In den beiden Kursen "Wege" und "Stadtgeschichte" (E. Gräß, H. Huber) gingen die Teilnehmerinnen detailliert auf Amberg selbst ein.
In Stadtgeschichte stellte der Kursleiter vor allem die Pest, die Kultur und Sittengeschichte in Amberg heraus. In diesem Zusammenhang wurden auch Foltermethoden und Maßnahmen zur Diagnostizierung der Pest erklärt, die die Schülerinnen mit regem Interesse verfolgten.
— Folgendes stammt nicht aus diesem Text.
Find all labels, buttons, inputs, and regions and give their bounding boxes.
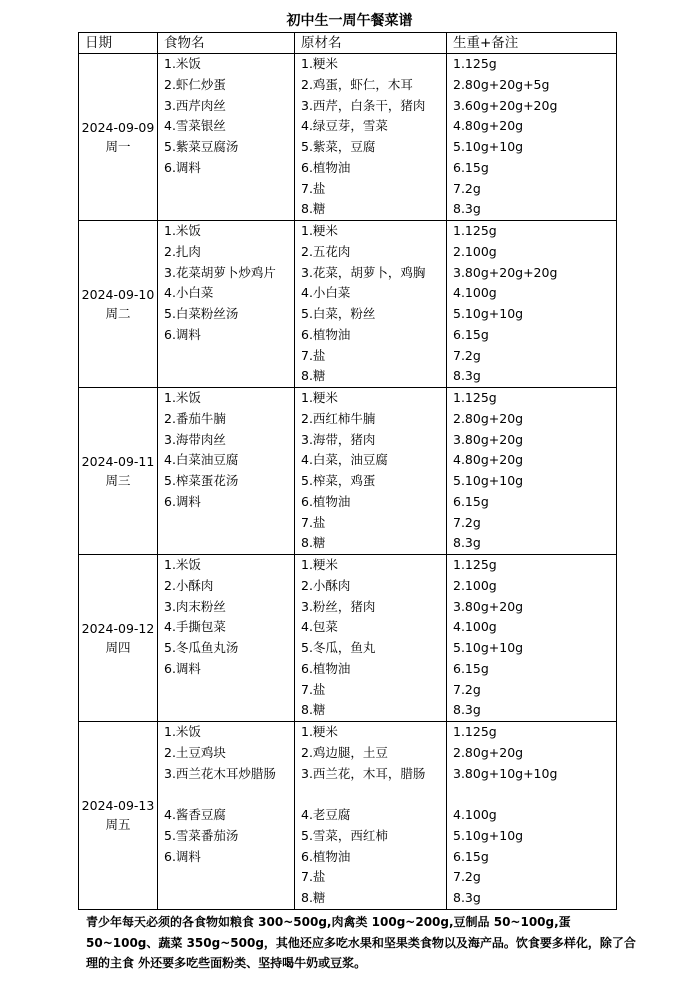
weight-item: 6.15g: [453, 493, 489, 509]
weight-cell: [447, 221, 617, 388]
day-row: [79, 388, 617, 555]
header-weight: 生重+备注: [447, 33, 617, 54]
food-cell: [158, 722, 295, 910]
weight-item: 1.125g: [453, 223, 497, 238]
food-cell: [158, 555, 295, 722]
weekday-text: 周一: [105, 139, 131, 154]
food-item: 6.调料: [164, 660, 201, 676]
weight-item: 8.3g: [453, 890, 481, 905]
ingredient-item: 6.植物油: [301, 660, 351, 676]
weight-cell: [447, 722, 617, 910]
food-item: 6.调料: [164, 326, 201, 342]
ingredient-item: 4.白菜，油豆腐: [301, 452, 388, 468]
weight-item: 5.10g+10g: [453, 306, 524, 321]
ingredient-item: 8.糖: [301, 890, 326, 905]
weight-item: 7.2g: [453, 180, 481, 196]
ingredient-item: 2.鸡边腿，土豆: [301, 744, 388, 760]
ingredient-item: 5.榨菜，鸡蛋: [301, 473, 376, 488]
date-text: 2024-09-13: [81, 798, 155, 814]
date-cell: [79, 388, 158, 555]
date-cell: [79, 54, 158, 221]
weight-item: 4.100g: [453, 619, 497, 635]
weight-item: 8.3g: [453, 368, 481, 384]
weekday-text: 周五: [105, 817, 131, 833]
weekday-text: 周四: [105, 640, 131, 655]
weight-item: 4.100g: [453, 285, 497, 301]
date-cell: [79, 555, 158, 722]
weekday-text: 周三: [105, 473, 131, 488]
weight-item: 2.80g+20g: [453, 744, 524, 760]
date-text: 2024-09-12: [81, 621, 155, 636]
ingredient-item: 3.西兰花，木耳，腊肠: [301, 765, 426, 781]
weight-item: 4.80g+20g: [453, 452, 524, 468]
date-cell: [79, 722, 158, 910]
weight-item: 2.100g: [453, 577, 497, 593]
food-item: 4.手撕包菜: [164, 619, 226, 635]
ingredient-item: 8.糖: [301, 702, 326, 718]
header-date: 日期: [79, 33, 158, 54]
food-item: 3.西芹肉丝: [164, 97, 226, 113]
weight-item: 4.100g: [453, 807, 497, 822]
weight-item: 5.10g+10g: [453, 473, 524, 488]
weight-item: 1.125g: [453, 724, 497, 739]
header-row: [79, 33, 617, 54]
food-item: 4.白菜油豆腐: [164, 452, 239, 468]
weight-item: 5.10g+10g: [453, 640, 524, 655]
ingredient-item: 4.老豆腐: [301, 807, 351, 822]
food-item: 5.雪菜番茄汤: [164, 827, 239, 843]
food-item: 1.米饭: [164, 557, 201, 572]
ingredient-item: 6.植物油: [301, 848, 351, 864]
ingredient-item: 3.西芹，白条干，猪肉: [301, 97, 426, 113]
ingredient-item: 5.紫菜，豆腐: [301, 139, 376, 154]
ingredient-item: 8.糖: [301, 535, 326, 551]
food-item: 1.米饭: [164, 223, 201, 238]
weight-item: 2.80g+20g: [453, 410, 524, 426]
food-item: 2.小酥肉: [164, 577, 214, 593]
food-item: 3.西兰花木耳炒腊肠: [164, 765, 276, 781]
ingredient-item: 8.糖: [301, 201, 326, 217]
date-text: 2024-09-11: [81, 454, 155, 469]
weight-item: 6.15g: [453, 660, 489, 676]
food-item: 3.花菜胡萝卜炒鸡片: [164, 264, 276, 280]
ingredient-item: 7.盐: [301, 180, 326, 196]
ingredient-item: 4.绿豆芽，雪菜: [301, 118, 388, 134]
date-cell: [79, 221, 158, 388]
weight-item: 1.125g: [453, 390, 497, 405]
ingredient-item: 5.白菜，粉丝: [301, 306, 376, 321]
header-ingredients: 原材名: [295, 33, 447, 54]
ingredients-cell: [295, 221, 447, 388]
weight-item: 1.125g: [453, 557, 497, 572]
day-row: [79, 555, 617, 722]
ingredient-item: 1.粳米: [301, 557, 338, 572]
ingredient-item: 3.海带，猪肉: [301, 431, 376, 447]
page-title: 初中生一周午餐菜谱: [286, 13, 413, 29]
weight-item: 7.2g: [453, 681, 481, 697]
date-text: 2024-09-09: [81, 120, 155, 135]
weight-item: 3.80g+10g+10g: [453, 765, 558, 781]
food-item: 1.米饭: [164, 56, 201, 71]
food-item: 1.米饭: [164, 724, 201, 739]
food-item: 2.虾仁炒蛋: [164, 76, 226, 92]
ingredient-item: 5.雪菜，西红柿: [301, 827, 388, 843]
food-item: 4.雪菜银丝: [164, 118, 226, 134]
weight-item: 8.3g: [453, 201, 481, 217]
day-row: [79, 221, 617, 388]
ingredients-cell: [295, 722, 447, 910]
ingredient-item: 4.小白菜: [301, 285, 351, 301]
ingredients-cell: [295, 388, 447, 555]
weight-item: 3.80g+20g: [453, 598, 524, 614]
food-cell: [158, 54, 295, 221]
header-food: 食物名: [158, 33, 295, 54]
food-cell: [158, 221, 295, 388]
ingredient-item: 2.小酥肉: [301, 577, 351, 593]
weight-item: 1.125g: [453, 56, 497, 71]
ingredient-item: 3.粉丝，猪肉: [301, 598, 376, 614]
weight-cell: [447, 54, 617, 221]
food-item: 6.调料: [164, 848, 201, 864]
day-row: [79, 54, 617, 221]
ingredient-item: 7.盐: [301, 514, 326, 530]
weight-item: 2.100g: [453, 243, 497, 259]
ingredient-item: 1.粳米: [301, 223, 338, 238]
ingredient-item: 2.西红柿牛腩: [301, 410, 376, 426]
weight-cell: [447, 555, 617, 722]
nutrition-note: 青少年每天必须的各食物如粮食 300~500g,肉禽类 100g~200g,豆制品 50~100g,蛋 50~100g、蔬菜 350g~500g，其他还应多吃水果和坚果类食物以及海产品。饮食要多样化，除了合理的主食 外还要多吃些面粉类、坚持喝牛奶或豆浆。: [86, 915, 636, 970]
ingredient-item: 4.包菜: [301, 619, 338, 635]
ingredient-item: 2.五花肉: [301, 243, 351, 259]
weight-item: 6.15g: [453, 848, 489, 864]
ingredient-item: 7.盐: [301, 869, 326, 885]
weight-item: 3.80g+20g+20g: [453, 264, 558, 280]
food-item: 5.冬瓜鱼丸汤: [164, 640, 239, 655]
ingredient-item: 6.植物油: [301, 493, 351, 509]
food-item: 5.榨菜蛋花汤: [164, 473, 239, 488]
food-item: 5.紫菜豆腐汤: [164, 139, 239, 154]
weight-item: 2.80g+20g+5g: [453, 76, 550, 92]
food-item: 4.酱香豆腐: [164, 807, 226, 822]
menu-table: [78, 32, 617, 910]
ingredient-item: 2.鸡蛋，虾仁，木耳: [301, 76, 413, 92]
weight-item: 7.2g: [453, 347, 481, 363]
ingredient-item: 6.植物油: [301, 326, 351, 342]
weight-item: 7.2g: [453, 514, 481, 530]
weight-item: 3.80g+20g: [453, 431, 524, 447]
weight-item: 7.2g: [453, 869, 481, 885]
menu-body: [79, 54, 617, 910]
weight-item: 5.10g+10g: [453, 139, 524, 154]
food-item: 5.白菜粉丝汤: [164, 306, 239, 321]
food-cell: [158, 388, 295, 555]
ingredient-item: 1.粳米: [301, 390, 338, 405]
weight-item: 6.15g: [453, 159, 489, 175]
weight-item: 6.15g: [453, 326, 489, 342]
food-item: 3.海带肉丝: [164, 431, 226, 447]
ingredient-item: 3.花菜，胡萝卜，鸡胸: [301, 264, 426, 280]
ingredient-item: 1.粳米: [301, 56, 338, 71]
food-item: 6.调料: [164, 493, 201, 509]
weight-cell: [447, 388, 617, 555]
ingredient-item: 7.盐: [301, 681, 326, 697]
food-item: 6.调料: [164, 159, 201, 175]
weight-item: 3.60g+20g+20g: [453, 97, 558, 113]
ingredient-item: 6.植物油: [301, 159, 351, 175]
weight-item: 8.3g: [453, 535, 481, 551]
ingredient-item: 7.盐: [301, 347, 326, 363]
weekday-text: 周二: [105, 306, 131, 321]
food-item: 2.扎肉: [164, 243, 201, 259]
ingredient-item: 1.粳米: [301, 724, 338, 739]
ingredients-cell: [295, 555, 447, 722]
food-item: 4.小白菜: [164, 285, 214, 301]
ingredient-item: 5.冬瓜，鱼丸: [301, 640, 376, 655]
ingredient-item: 8.糖: [301, 368, 326, 384]
food-item: 2.土豆鸡块: [164, 744, 226, 760]
weight-item: 4.80g+20g: [453, 118, 524, 134]
weight-item: 8.3g: [453, 702, 481, 718]
food-item: 3.肉末粉丝: [164, 598, 226, 614]
weight-item: 5.10g+10g: [453, 827, 524, 843]
date-text: 2024-09-10: [81, 287, 155, 302]
day-row: [79, 722, 617, 910]
ingredients-cell: [295, 54, 447, 221]
food-item: 2.番茄牛腩: [164, 410, 226, 426]
food-item: 1.米饭: [164, 390, 201, 405]
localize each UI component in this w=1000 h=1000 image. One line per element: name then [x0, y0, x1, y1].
Zu guter Letzt der Kurs "Wege": Besondere Betonung fand hier die Stellung Ambergs im Bezug auf die Winterkönigausstellung. In Gruppenarbeit erstellten die Elfklässlerinnen Schaubilder zur Stellung, Gesellschaft und Wirtschaft Ambergs im Mittelalter.
Die Möglichkeit, eigene Interessen bei der Kurswahl einzubringen, und der gesamte Rahmen des Projekttags kamen bei den Schülerinnen sehr gut an.
Der Höhepunkt war allerdings das im letzten Teil des Projekttags aufgeführte Menuett (S. Ringeisen), das vor allem die männlichen Zuschauer so sehr begeisterte, dass die Tänzerinnen noch einmal aus der Umkleide zur Zugabe geholt werden mussten. Danach wurde das Buffet eröffnet, das von echten Winterkönigbrezen über selbst gebackenen Barockkuchen, Friedrichsschnittchen und original 30-jähriger Kriegsnachspeise keine Wünsche offen ließ.
Dazu präsentierte das Aktionsteam - Anna, Ann-Kathrin (G 11c), Susi und Caro (G 11b) - den während des gesamten Studientags gedrehten Film.
Die Reaktionen waren ausnahmslos positiv. Gelobt wurden besonders die gelungene Organisation und die Möglichkeit, seine Interessenschwerpunkte selbst wählen zu können. Das Interesse war überraschend groß, da in der Jahrgangsstufe 11 kein Geschichtsunterricht erteilt wird.
Das Aktionsteam war begeistert von der Arbeit mit der Kamera und es befürwortet genau wie alle befragten Schülerinnen und Lehrer, dass der Unterricht durch solche spannenden und abwechslungsreichen Projekte aufgelockert wird.